Según un informe de la Fundación Tejido Urbano, entre enero y marzo de 2026 se otorgaron 6.667 créditos hipotecarios, lo que implica una caída del 20% frente al mismo período del año pasado.
El dato consolida un cambio de tendencia. Después de un 2025 récord, impulsado por la reaparición del crédito UVA y la participación de bancos privados, el inicio de 2026 muestra un escenario más restrictivo.
El retroceso no implica parálisis, pero sí un giro: el crédito sigue activo, aunque con menor volumen y bajo condiciones más exigentes.
Febrero marcó el piso del trimestre, con una fuerte contracción en el volumen, mientras que marzo mostró un rebote parcial. Aun así, el balance final confirma que el mercado entró en una fase de enfriamiento, muy sensible a las condiciones macroeconómicas.
Tasas más altas y plazos más cortos
Uno de los factores centrales del freno es el endurecimiento financiero. Durante el trimestre, las tasas promedio subieron de 5,58% en enero a 6,37% en marzo, mientras que los plazos se acortaron levemente, pasando de 26 a 25,5 años.
Este doble movimiento redujo el universo de acceso: el crédito dejó de expandirse hacia sectores medios y volvió a concentrarse en perfiles con ingresos más altos y mayor formalidad.
El peso del Banco Nación
El informe destaca un dato clave: la extrema concentración del mercado. Nueve de cada diez créditos fueron otorgados por el Banco Nación, lo que evidencia el retiro o la cautela de la banca privada.

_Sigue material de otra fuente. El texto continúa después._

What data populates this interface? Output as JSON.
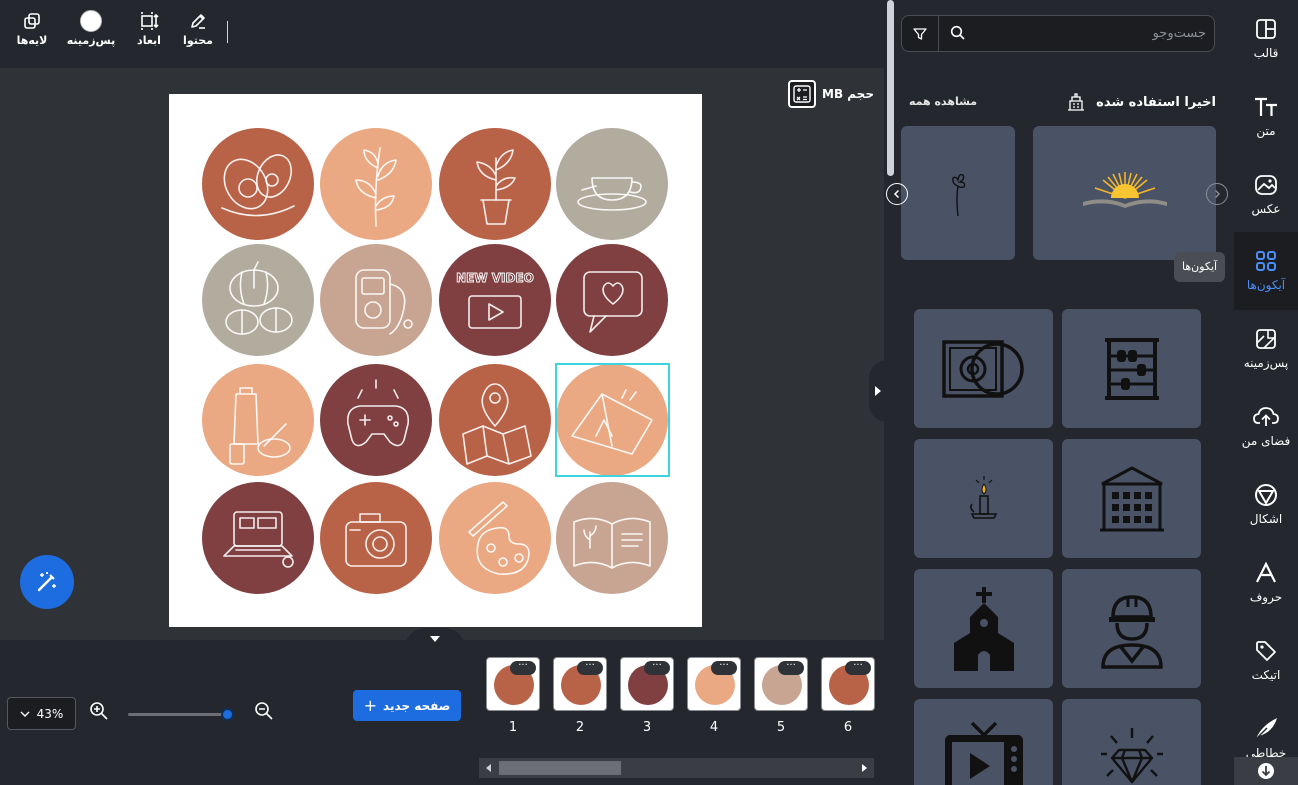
{
  "toolbar": {
    "items": [
      {
        "label": "محتوا",
        "icon": "edit-pen-icon"
      },
      {
        "label": "ابعاد",
        "icon": "resize-icon"
      },
      {
        "label": "پس‌زمینه",
        "icon": "background-color-icon"
      },
      {
        "label": "لایه‌ها",
        "icon": "layers-icon"
      }
    ],
    "background_swatch_color": "#ffffff"
  },
  "canvas": {
    "size_label": "حجم MB",
    "selection_color": "#3fd3e0",
    "circles": [
      {
        "color": "#b86247",
        "motif": "avocado"
      },
      {
        "color": "#eaa883",
        "motif": "plant-branch"
      },
      {
        "color": "#b86247",
        "motif": "potted-plant"
      },
      {
        "color": "#b2ac9e",
        "motif": "tea-cup"
      },
      {
        "color": "#b2ac9e",
        "motif": "pumpkins"
      },
      {
        "color": "#c8a593",
        "motif": "music-player"
      },
      {
        "color": "#803f41",
        "motif": "new-video",
        "text": "NEW VIDEO"
      },
      {
        "color": "#803f41",
        "motif": "heart-message"
      },
      {
        "color": "#eaa883",
        "motif": "cosmetics"
      },
      {
        "color": "#803f41",
        "motif": "game-controller"
      },
      {
        "color": "#b86247",
        "motif": "map-pin"
      },
      {
        "color": "#eaa883",
        "motif": "tent",
        "selected": true
      },
      {
        "color": "#803f41",
        "motif": "laptop"
      },
      {
        "color": "#b86247",
        "motif": "camera"
      },
      {
        "color": "#eaa883",
        "motif": "paint-palette"
      },
      {
        "color": "#c8a593",
        "motif": "open-book"
      }
    ]
  },
  "zoom": {
    "value": "43%"
  },
  "pages": {
    "new_page_label": "صفحه جدید",
    "thumbs": [
      {
        "num": "1",
        "color": "#b86247"
      },
      {
        "num": "2",
        "color": "#b86247"
      },
      {
        "num": "3",
        "color": "#803f41"
      },
      {
        "num": "4",
        "color": "#eaa883"
      },
      {
        "num": "5",
        "color": "#c8a593"
      },
      {
        "num": "6",
        "color": "#b86247"
      }
    ],
    "menu_glyph": "···"
  },
  "panel": {
    "search_placeholder": "جست‌وجو",
    "recent_title": "اخیرا استفاده شده",
    "view_all": "مشاهده همه",
    "recent": [
      {
        "name": "sunrise-book-icon"
      },
      {
        "name": "flower-sketch-icon"
      }
    ],
    "icons": [
      {
        "name": "abacus-icon"
      },
      {
        "name": "cd-player-icon"
      },
      {
        "name": "building-icon"
      },
      {
        "name": "candle-icon"
      },
      {
        "name": "construction-worker-icon"
      },
      {
        "name": "church-icon"
      },
      {
        "name": "diamond-icon"
      },
      {
        "name": "tv-icon"
      }
    ]
  },
  "sidebar": {
    "items": [
      {
        "label": "قالب",
        "icon": "template-icon"
      },
      {
        "label": "متن",
        "icon": "text-icon"
      },
      {
        "label": "عکس",
        "icon": "photo-icon"
      },
      {
        "label": "آیکون‌ها",
        "icon": "icons-grid-icon",
        "active": true
      },
      {
        "label": "پس‌زمینه",
        "icon": "background-icon"
      },
      {
        "label": "فضای من",
        "icon": "cloud-upload-icon"
      },
      {
        "label": "اشکال",
        "icon": "shapes-icon"
      },
      {
        "label": "حروف",
        "icon": "letters-icon"
      },
      {
        "label": "اتیکت",
        "icon": "sticker-tag-icon"
      },
      {
        "label": "خطاطی",
        "icon": "calligraphy-icon"
      }
    ],
    "tooltip": "آیکون‌ها",
    "active_color": "#4a8df6"
  }
}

El resultado es un esquema donde la política pública define el ritmo del crédito hipotecario. Sin una oferta privada relevante, el sistema queda más expuesto a decisiones oficiales y a las condiciones de financiamiento del sector público.
Geografía concentrada y mercado selectivo
La actividad también se concentra territorialmente: Ciudad y provincia de Buenos Aires explican el 62% de las operaciones.
En ese contexto, el crédito acompaña de manera limitada la reactivación inmobiliaria. Si bien en marzo repuntaron las escrituras en ambos distritos, la mayoría de las operaciones sigue realizándose sin financiamiento, apoyada en ahorros o ventas encadenadas.
El mercado, además, se volvió más selectivo: menos operaciones, tickets estables y mayor exigencia en las condiciones de acceso.
Un sistema que depende del contexto
El diagnóstico de fondo es claro: el crédito hipotecario volvió, pero todavía no logra consolidarse como motor estructural del mercado.
La combinación de tasas en alza, menor participación privada y dependencia del sector público configura un escenario frágil, donde cada mejora o deterioro macroeconómico impacta de forma casi inmediata.
En ese equilibrio inestable, el desafío es sostener el crédito más allá del ciclo. Porque sin financiamiento, la recuperación inmobiliaria encuentra un techo. Y, como muestra el primer trimestre, ese límite ya empezó a aparecer.